Well if you haven't heard already......
I guess it is time to add another little Johns to the family... I never thought that I would be able to say that we got a surprise baby with how long it took us to get Noah. But apparently I was wrong! One thing I am happy to be wrong about. With Noah there was lots of trying, waiting, fertility medicine, more waiting, different drug, then pregnant. With this little one.... I thought I was due have had a period (but it is hard to know when you have fairly irregular periods) so I took a pregnancy test. NEGATIVE... So i carried on thinking Mrs flow would show up any time. Well she didn't and another week passed.. Took another test while Chris was out getting some donuts the morning of March 5th. Watched as it slowly processed... two lines... wait what?? Holy Crap. I was so excited but sooo shocked. We had planned on starting to try in April or May but I guess there was other plans. . This doesn't just happen to someone like me. It happens to super fertile people that don't have PCOS. I hid the test because I had decided long before that the next time I was pregnant I wanted to tell Chris a fun way instead of just "throwing my pee stick at him" like I did the last time. So I acted like nothing was different when he was home. Even though I could hardly eat any of the donuts he had just brought home cause i felt like my stomach was fluttering. So later that day I bought some digital tests. I wanted to be 100% sure if I was going to make a big deal about it. And sure enough there was PREGNANT starring right back at me. So during Noahs nap I hollowed out an egg and let it dry, then rolled up the little note and shoved it inside. The next morning was Chris's day off and I told him that he should mix up some scrambled eggs while i made the pancakes. So he got the eggs out and the first one he picked up was the hollow one. He told me that it was a bad egg and was about to throw it away. I acted like there was no such thing as a empty egg and that he must be crazy. So to show me what it looks like inside he decided to oped it up. And then found this:
His reaction was perfect. Chris definitely was not expecting this :) The best part was that we were actually going to get baby chicks that day to start raising so that we can have our own eggs in the fall... So for a second he thought that I was just so excited to have baby chicks that I had made this big deal out of it. Then suddenly it clicked. That we are going to have another baby!! Our first appt was March 26th(7 1/2 weeks along). Longest 3 week wait ever! But it was well worth waiting for... We got to see our little bean and hear the heart beat. Noah was so good at the appointment and it really was so fun to get to see our doctor and his nurse again. We talked about what the plan of attack would be this time around and it certainly gave me a lot more confidence. Stitch goes in at 13 weeks and hopefully with it being a preventative one, things should go much smoother.

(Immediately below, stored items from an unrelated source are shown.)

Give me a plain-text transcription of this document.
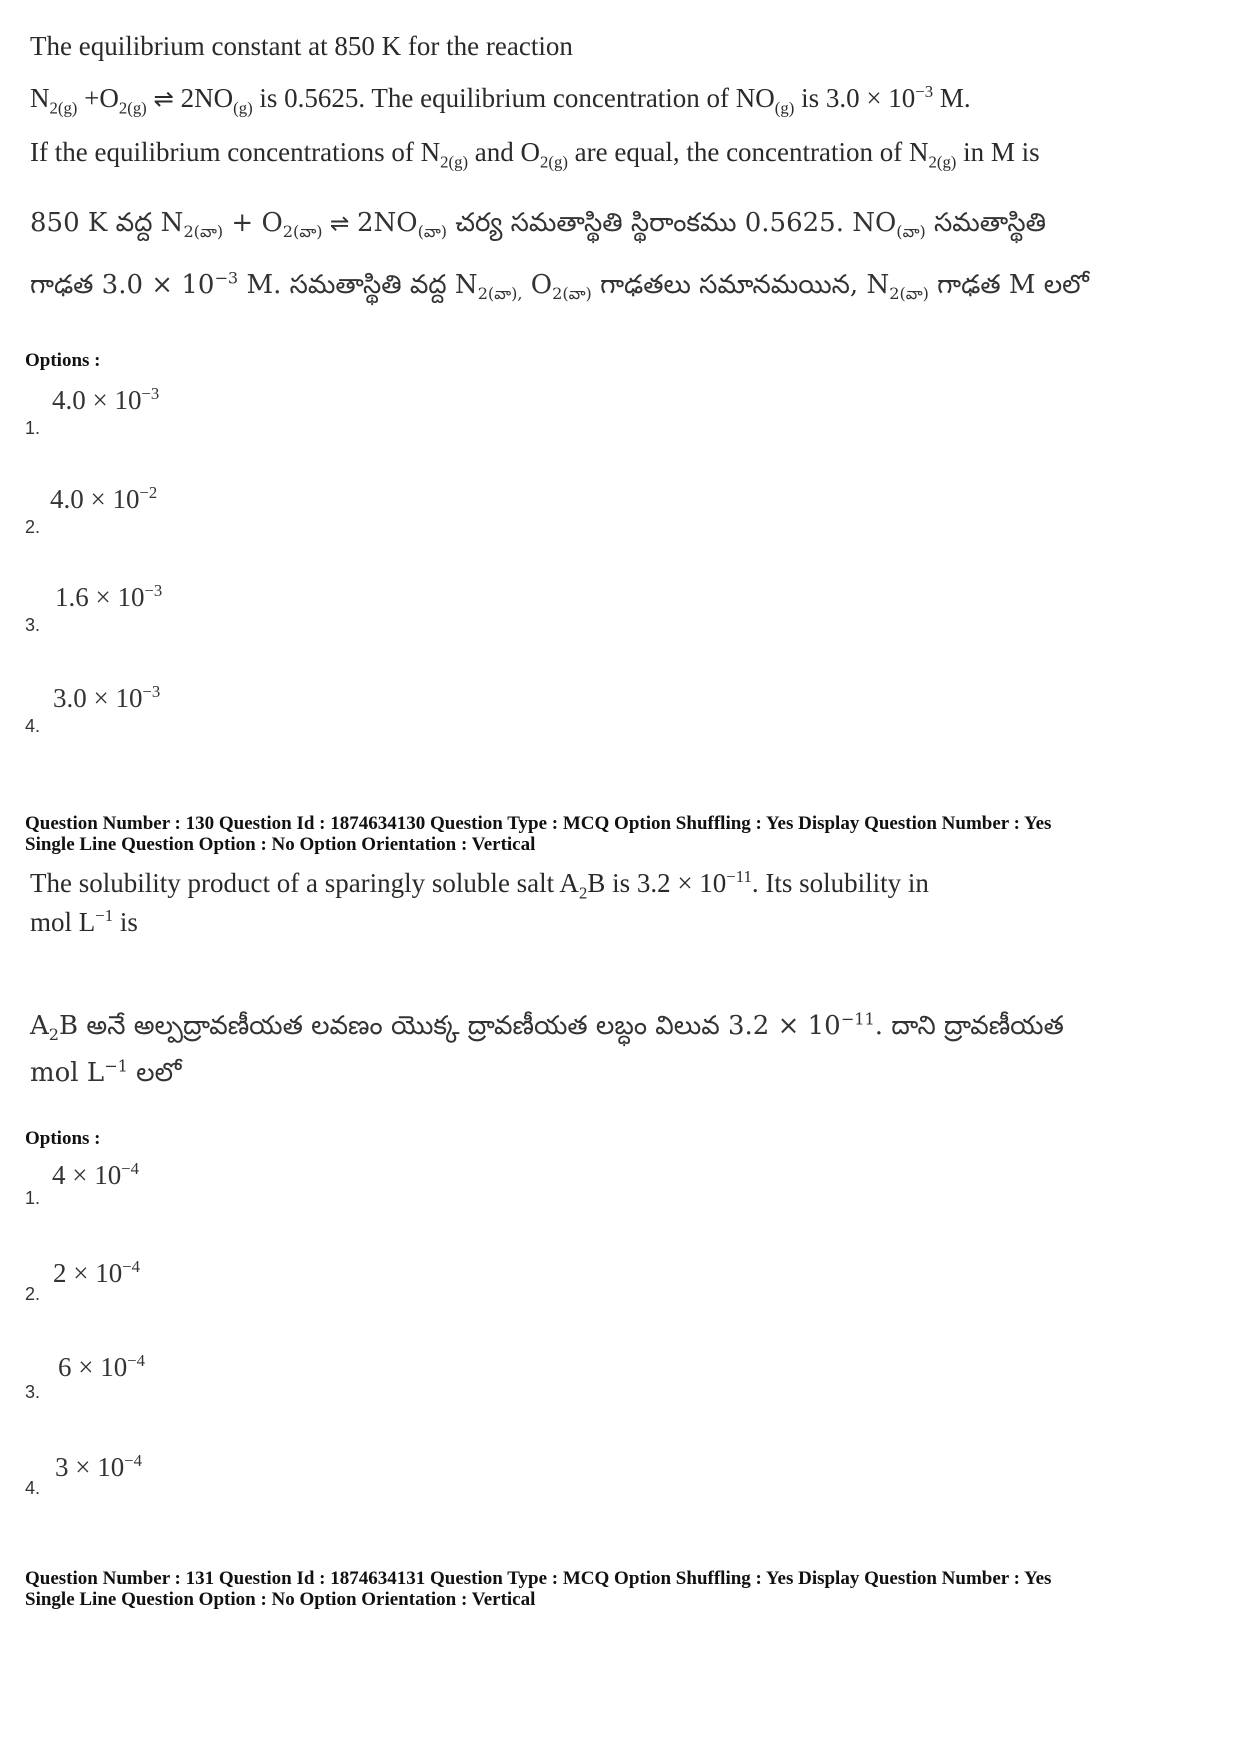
The equilibrium constant at 850 K for the reaction
$N_{2(g)} +O_{2(g)}$ ⇌ $2NO_{(g)}$ is 0.5625. The equilibrium concentration of $NO_{(g)}$ is $3.0 \times 10^{-3}$ M.
If the equilibrium concentrations of $N_{2(g)}$ and $O_{2(g)}$ are equal, the concentration of $N_{2(g)}$ in M is
850 K వద్ద $N_{2(వా)} + O_{2(వా)}$ ⇌ $2NO_{(వా)}$ చర్య సమతాస్థితి స్థిరాంకము 0.5625. $NO_{(వా)}$ సమతాస్థితి
గాఢత $3.0 \times 10^{-3}$ M. సమతాస్థితి వద్ద $N_{2(వా),}$ $O_{2(వా)}$ గాఢతలు సమానమయిన, $N_{2(వా)}$ గాఢత M లలో
Options :
1.
$4.0 \times 10^{-3}$
2.
$4.0 \times 10^{-2}$
3.
$1.6 \times 10^{-3}$
4.
$3.0 \times 10^{-3}$
Question Number : 130 Question Id : 1874634130 Question Type : MCQ Option Shuffling : Yes Display Question Number : Yes
Single Line Question Option : No Option Orientation : Vertical
The solubility product of a sparingly soluble salt $A_2B$ is $3.2 \times 10^{-11}$. Its solubility in
mol $L^{-1}$ is
$A_2B$ అనే అల్పద్రావణీయత లవణం యొక్క ద్రావణీయత లబ్ధం విలువ $3.2 \times 10^{-11}$. దాని ద్రావణీయత
mol $L^{-1}$ లలో
Options :
1.
$4 \times 10^{-4}$
2.
$2 \times 10^{-4}$
3.
$6 \times 10^{-4}$
4.
$3 \times 10^{-4}$
Question Number : 131 Question Id : 1874634131 Question Type : MCQ Option Shuffling : Yes Display Question Number : Yes
Single Line Question Option : No Option Orientation : Vertical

We decided to wait a while before telling our families. I thought Easter would be the perfect time to announce but after our appointment it was clear that Chris couldn't wait that long. :) So we decided to go for April fools day instead. Because it was conference Sunday we were able to go to my family for breakfast and then to Chris's family for dinner. Both sides are very excited and it was a huge relief for me to finally be able to be in the open about it. Especially since the wonderful morning sickness was starting to kick in full swing!

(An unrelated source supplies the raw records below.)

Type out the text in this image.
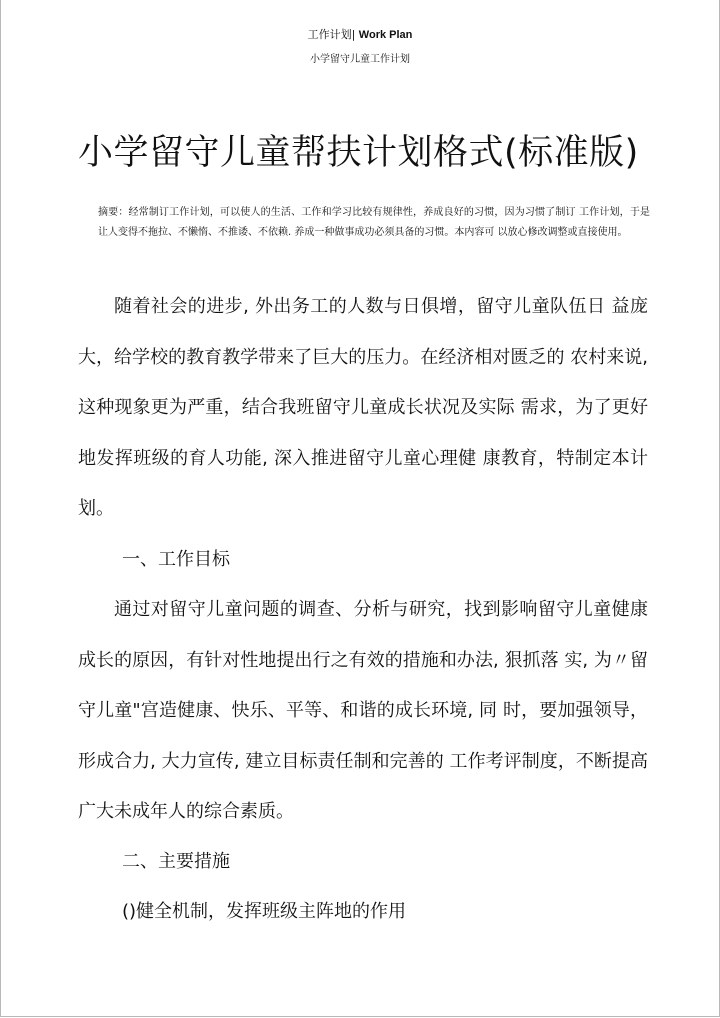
工作计划| Work Plan
小学留守儿童工作计划
小学留守儿童帮扶计划格式(标准版)
摘要：经常制订工作计划，可以使人的生活、工作和学习比较有规律性，养成良好的习惯，因为习惯了制订 工作计划，于是让人变得不拖拉、不懒惰、不推诿、不依赖. 养成一种做事成功必须具备的习惯。本内容可 以放心修改调整或直接使用。
随着社会的进步, 外出务工的人数与日俱增，留守儿童队伍日 益庞大，给学校的教育教学带来了巨大的压力。在经济相对匮乏的 农村来说, 这种现象更为严重，结合我班留守儿童成长状况及实际 需求，为了更好地发挥班级的育人功能, 深入推进留守儿童心理健 康教育，特制定本计划。
一、工作目标
通过对留守儿童问题的调查、分析与研究，找到影响留守儿童健康成长的原因，有针对性地提出行之有效的措施和办法, 狠抓落 实, 为〃留守儿童"宫造健康、快乐、平等、和谐的成长环境, 同 时，要加强领导，形成合力, 大力宣传, 建立目标责任制和完善的 工作考评制度，不断提高广大未成年人的综合素质。
二、主要措施
()健全机制，发挥班级主阵地的作用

I have really felt pretty dang good.. At least compared to my last pregnancy, no ovarian cysts this time. It is nice to have a while to feel like a "normal" pregnant person. The sickness started to kick in right at 8 weeks (just like while i was pregnant with Noah) And is still here...... But I haven't puked as many times as i did with him. Felt crampy for the first few weeks but that seems to have settled down. My belly definitely remembers how to look pregnant because by 8-9 weeks I already was growing a little bump... We can't believe that we have been so blessed. We just hope and pray that this little one will make it here to us safely and continue to grow strong!